Beheersing over het proces is top, zegt ze. “De temperatuurzones zijn energiezuinig en hebben superieure temperatuurcontrole.”
“Er zijn geen 'ramp' tijden, maar wel drie speciale blokken. Je zult je buffer goed moeten optimaliseren en een passend Taq polymerase gebruiken”
Anne Loonen PhD, lector Molecular Technologies for One Health, Fontys
qPCR, dPCR, of Nextgen?
Over de verschillende systemen zegt Loonen: “Voor elke vraag bekijken we welk platform we nodig hebben. We kijken niet zozeer naar merken, maar naar technologie. Soms is qPCR nodig, soms dPCR, soms NextGenPCR.”
MBS heeft recentelijk ook een realtime-machine ontwikkeld. Fontys maakt nog gebruik van een end-point PCR-machine; fluorescentie wordt dan in een FLUOstar Omega uitgelezen.
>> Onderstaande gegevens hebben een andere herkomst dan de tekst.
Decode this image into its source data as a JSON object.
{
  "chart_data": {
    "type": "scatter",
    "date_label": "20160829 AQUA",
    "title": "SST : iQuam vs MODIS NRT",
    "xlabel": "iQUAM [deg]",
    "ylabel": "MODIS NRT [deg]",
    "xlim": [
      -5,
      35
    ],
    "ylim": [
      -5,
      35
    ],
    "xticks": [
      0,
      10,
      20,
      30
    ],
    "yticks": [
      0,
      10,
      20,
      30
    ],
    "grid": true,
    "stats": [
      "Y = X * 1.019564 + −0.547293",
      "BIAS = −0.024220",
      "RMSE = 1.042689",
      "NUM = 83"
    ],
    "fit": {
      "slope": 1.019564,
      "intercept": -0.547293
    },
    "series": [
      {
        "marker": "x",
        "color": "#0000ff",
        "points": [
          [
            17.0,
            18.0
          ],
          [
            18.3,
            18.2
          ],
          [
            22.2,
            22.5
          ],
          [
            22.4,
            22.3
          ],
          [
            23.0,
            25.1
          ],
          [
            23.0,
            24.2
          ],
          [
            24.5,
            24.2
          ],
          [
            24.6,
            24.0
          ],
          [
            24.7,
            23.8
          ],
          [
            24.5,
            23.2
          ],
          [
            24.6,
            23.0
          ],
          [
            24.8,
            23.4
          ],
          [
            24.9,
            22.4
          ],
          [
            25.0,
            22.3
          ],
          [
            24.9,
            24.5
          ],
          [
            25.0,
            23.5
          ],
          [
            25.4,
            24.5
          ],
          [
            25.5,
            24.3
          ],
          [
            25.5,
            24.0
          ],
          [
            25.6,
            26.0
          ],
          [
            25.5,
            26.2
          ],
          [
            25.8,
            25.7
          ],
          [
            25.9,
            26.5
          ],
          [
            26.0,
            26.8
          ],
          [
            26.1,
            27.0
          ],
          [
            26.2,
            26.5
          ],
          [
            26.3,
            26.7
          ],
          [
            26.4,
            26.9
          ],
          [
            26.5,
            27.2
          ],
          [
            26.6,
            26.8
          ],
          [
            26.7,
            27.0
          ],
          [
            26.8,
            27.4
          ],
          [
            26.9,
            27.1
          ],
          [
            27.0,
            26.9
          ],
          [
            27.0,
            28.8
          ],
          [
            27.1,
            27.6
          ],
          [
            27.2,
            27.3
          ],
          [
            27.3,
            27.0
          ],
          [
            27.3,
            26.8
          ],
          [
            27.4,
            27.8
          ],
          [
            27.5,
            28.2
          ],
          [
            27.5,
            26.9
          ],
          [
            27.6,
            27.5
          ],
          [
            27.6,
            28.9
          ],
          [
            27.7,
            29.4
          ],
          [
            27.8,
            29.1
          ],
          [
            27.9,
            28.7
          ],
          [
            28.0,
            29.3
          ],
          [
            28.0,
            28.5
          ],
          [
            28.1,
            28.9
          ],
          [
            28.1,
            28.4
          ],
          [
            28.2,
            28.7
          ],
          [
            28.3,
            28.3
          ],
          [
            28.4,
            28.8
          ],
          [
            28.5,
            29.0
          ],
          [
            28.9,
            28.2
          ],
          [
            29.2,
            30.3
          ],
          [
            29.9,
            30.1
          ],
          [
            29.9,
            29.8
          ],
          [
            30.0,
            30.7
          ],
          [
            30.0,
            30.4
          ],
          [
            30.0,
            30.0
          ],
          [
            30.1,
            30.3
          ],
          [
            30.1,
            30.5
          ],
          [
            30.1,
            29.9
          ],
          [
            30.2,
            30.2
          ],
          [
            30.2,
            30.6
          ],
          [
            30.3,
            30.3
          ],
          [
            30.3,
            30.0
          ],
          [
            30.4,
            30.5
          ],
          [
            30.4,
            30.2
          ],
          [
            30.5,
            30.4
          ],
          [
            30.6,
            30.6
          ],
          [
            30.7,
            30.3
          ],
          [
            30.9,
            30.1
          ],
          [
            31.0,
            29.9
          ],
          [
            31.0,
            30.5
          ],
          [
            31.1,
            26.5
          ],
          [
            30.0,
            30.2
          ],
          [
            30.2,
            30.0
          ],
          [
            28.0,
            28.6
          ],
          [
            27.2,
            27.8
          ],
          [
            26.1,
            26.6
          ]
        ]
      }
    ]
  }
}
De prijzen van een compleet MBS-systeem gaan vanaf zo’n 15.000 euro.
tk4 Magnetische inductie sneller
Machines met peltierelementen zijn nog steeds de standaard, maar er zijn ook machines in ontwikkeling die nog sneller zijn door het toepassen van magnetische inductie. In een studie uit 2024 bleken de ramps gemiddeld drie keer sneller dan die van peltier-systemen. Belangrijk, want tijdens de ramp tijd vindt mogelijke aspecifieke binding plaats. En dus ook de vorming van een verkeerd product. Magnetische inductie verhit tot 21 graden per seconde, terwijl bij peltier de teller bij 6.5 graden per seconde stokt. Elke wisseling in de PCR-cyclus duurt dan maximaal 2 seconden! En een hele cyclus 50 seconden.
Een complete PCR-amplificatie? Die is nu in 25 minuten klaar, uitgaande van 30 cycli. Supersnel dus. Een nadeel is dat elke nieuwe methode gecertificeerd moet worden – qPCR met een peltier-machine is immers nog de standaard. Ze zijn betrouwbaar en de assays zijn gecertificeerd. Overigens is next generation PCR ook een optie als snelheid telt.